Shayne looked across at Rexforth and said, “The five o’clock thing is his, of course. Why doesn’t he produce his man named Brenner who’s supposed to have tailed me out to the Orange Palms Motel?”

“I will, Mr. Shayne,” said Rexforth happily. “He should be on his way here now.”

Shayne said, “Fine. I’d like to hear him tell his own story. What’s this noon deal, Will?”

“It’s a lad who works for the lunchroom down the street on Flagler where Lucy often orders lunch delivered up to the office. He knows her well, Mike, and says he knows you by sight. He’s prepared to swear that you met him down in the lobby of the building about twelve-thirty yesterday when he was taking a tray up to Lucy, and you gave him a dollar tip and told him you were going tip and you’d take it to her.”

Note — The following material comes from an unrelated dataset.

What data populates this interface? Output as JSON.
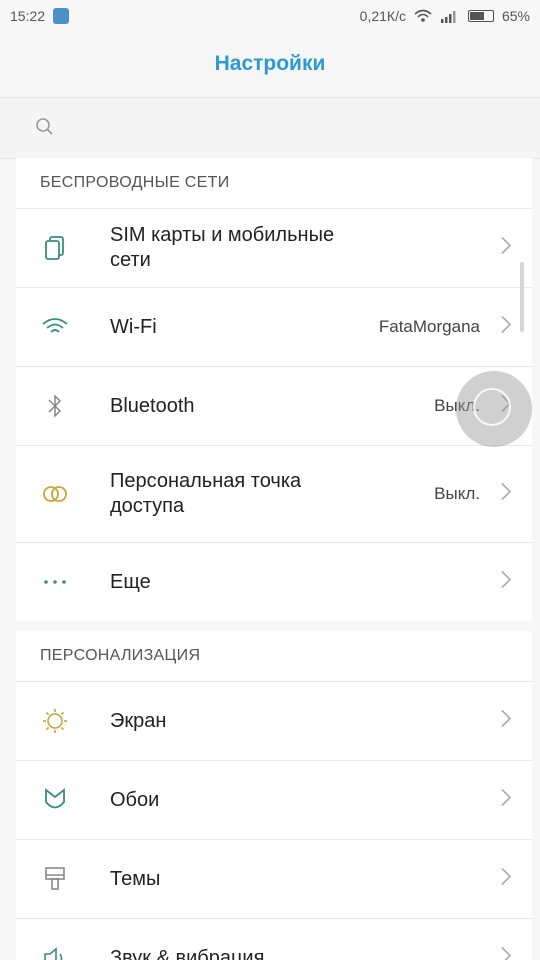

“So that’s how they pulled it?” muttered Shayne. “That adds up. Anyone who bothered to check carefully would know that Lucy always orders lunch sent up from that lunchroom, if I’m not in the office.”

“He says he can identify you, Mike,” Gentry pressed him. “That he’s seen you in the office with Lucy several times.”

Shayne nodded disinterestedly. “I’ve probably seen him a couple of times when he delivered lunches. If we’re tied up, Lucy orders something for both of us. Is that all you’ve got?”

“Isn’t it enough?”

“No, by God, it isn’t!” Shayne exploded, leaping up from his chair angrily. “Where are these witnesses who are supposed to identify me? Jesus Christ, Will! You’ve listened to Rexforth’s story. Don’t you get the implications?”

“The implications I get,” Gentry told him coldly, “is that there was a hundred thousand dollars floating around loose in Miami and you figured to grab it. I’m not saying what happened in your office yesterday afternoon, Mike. I’m not saying either you or Lucy killed the guy. But I think both of you know a hell of a lot more about it than I do… and I’m waiting for you to let me in on it.”

Shayne let out a long breath and said, “I’ll agree there probably was a hundred grand floating around Miami yesterday waiting for somebody to grab it. And someone did… or made a hell of a good try. But it wasn’t I, Will. And it sure as hell wasn’t Lucy. Did you send a man out to the Orange Palms Motel?”